USFDA inspection of Zydus Life sciences, Vadodara facility resulted in USFDA 483 with 10 observations. The facility (FEI 3013712903) was inspected by USFDA investigators Justin A Boyd and Anastasia M Shields in April 2024. Major deficiencies observed were pertaining to Inadequate failure investigation of batches and impact evaluation, Data integrity issues involving creation of sampling records for samples not collected, Lapses in aseptic area and aseptic practices, Lapses in cleaning, maintenance and cleaning validation. Other deficiencies included deficient process validation failing to evaluate intra and intrabatch variability, inadequate control over computerised systems and inadequate training and evaluation of operators involved in manual visual inspection:

Zydus Vadodara USFDA 483 – April 2024

1. Batch failure Investigations are not thorough to identify all root causes, evaluate other impacted batches; Actions taken on potentially impacted batches are inadequate.

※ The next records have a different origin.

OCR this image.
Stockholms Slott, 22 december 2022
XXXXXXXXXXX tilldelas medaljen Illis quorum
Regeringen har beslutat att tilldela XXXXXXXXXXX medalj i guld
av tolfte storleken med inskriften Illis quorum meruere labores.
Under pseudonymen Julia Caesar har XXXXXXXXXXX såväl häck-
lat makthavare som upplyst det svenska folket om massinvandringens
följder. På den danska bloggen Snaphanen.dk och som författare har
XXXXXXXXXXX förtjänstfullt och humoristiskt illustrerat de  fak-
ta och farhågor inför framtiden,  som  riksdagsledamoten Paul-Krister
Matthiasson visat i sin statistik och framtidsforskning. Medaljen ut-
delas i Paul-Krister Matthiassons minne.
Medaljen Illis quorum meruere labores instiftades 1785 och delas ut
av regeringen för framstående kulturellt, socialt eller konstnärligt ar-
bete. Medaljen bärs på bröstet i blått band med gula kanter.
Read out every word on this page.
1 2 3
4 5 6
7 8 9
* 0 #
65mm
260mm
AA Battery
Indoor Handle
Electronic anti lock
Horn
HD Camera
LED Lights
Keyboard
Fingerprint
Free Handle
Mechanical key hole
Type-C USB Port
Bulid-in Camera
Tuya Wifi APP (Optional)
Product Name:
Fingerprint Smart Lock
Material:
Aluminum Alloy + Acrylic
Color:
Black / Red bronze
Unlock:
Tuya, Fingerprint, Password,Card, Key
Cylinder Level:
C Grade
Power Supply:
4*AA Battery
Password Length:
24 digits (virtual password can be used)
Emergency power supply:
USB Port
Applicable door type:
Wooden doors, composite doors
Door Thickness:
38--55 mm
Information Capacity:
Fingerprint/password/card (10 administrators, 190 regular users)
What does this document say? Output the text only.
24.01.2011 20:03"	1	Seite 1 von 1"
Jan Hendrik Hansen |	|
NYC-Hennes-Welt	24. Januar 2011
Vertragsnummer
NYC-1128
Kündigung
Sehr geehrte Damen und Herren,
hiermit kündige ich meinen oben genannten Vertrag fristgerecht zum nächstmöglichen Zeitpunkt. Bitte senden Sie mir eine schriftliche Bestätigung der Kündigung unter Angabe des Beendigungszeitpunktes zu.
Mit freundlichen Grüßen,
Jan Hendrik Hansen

   • Batches were rejected for unspecified impurities out of specification (OOS/OOT) due to cross contamination. But other batches with similar impurities within limits for unspecified impurities were not evaluated and released.
   • Higher glass particulates in injection vials were attributed to drug-vial interaction and incompatibility of the glass vial. However, batches released to market with same type of vials were allowed to remain in market.
2. Data Integrity lapses in creating sampling records, not following sampling plans, inadequate documentation
   • Samples for microbiology analysis and BET were collected from same point for multiple sampling points, records created for samples not collected. Samples were collected by employees not qualified for sampling.
   • Different processing methods for chromatographic integration were used within same sequence without adequate documentation.
3. Inadequate validation of aseptic area – Failure to demonstrate unidirectional airflow in the RABS under dynamic conditions during interventions
4. Procedures to prevent microbiological contamination of sterile products and aseptic behaviour are not followed. Not ensured sterile components are only contacted with sterile forceps and manipulations within aseptic area are performed from the side without disrupting laminar air flow.
5. Failure to establish adequate production and process controls:
   • Process validations are inadequate; Did not evaluate inter and intra batch variability and no acceptance criteria are defined.
6. Aseptic areas are deficient in system for monitoring of environmental conditions.
   • Frequent communication errors in NVPC continuous monitoring system, alarms are not acknowledged timely
7. Lapses in cleaning and maintenance with scratches, rough surfaces on equipment, residue observed inside of RABS during aseptic filling of a batch.
8. Training is deficient. Operators involved in manual visual inspection of injection vials for identification of glass particles are not challenged sufficiently.
9. Procedure for cleaning and Cleaning validation document were deficient – the hardest to clean / most toxic API was incorrectly identified. The cleaning validation did not assess the full range of equipment surfaces for cleanability
10. Control over computer system are deficient.
    • MODA system for microbiology documentation allowed to override bar code scanners for sampling entries, did not have autosave function and allowed manually saving data without audit trial of changes.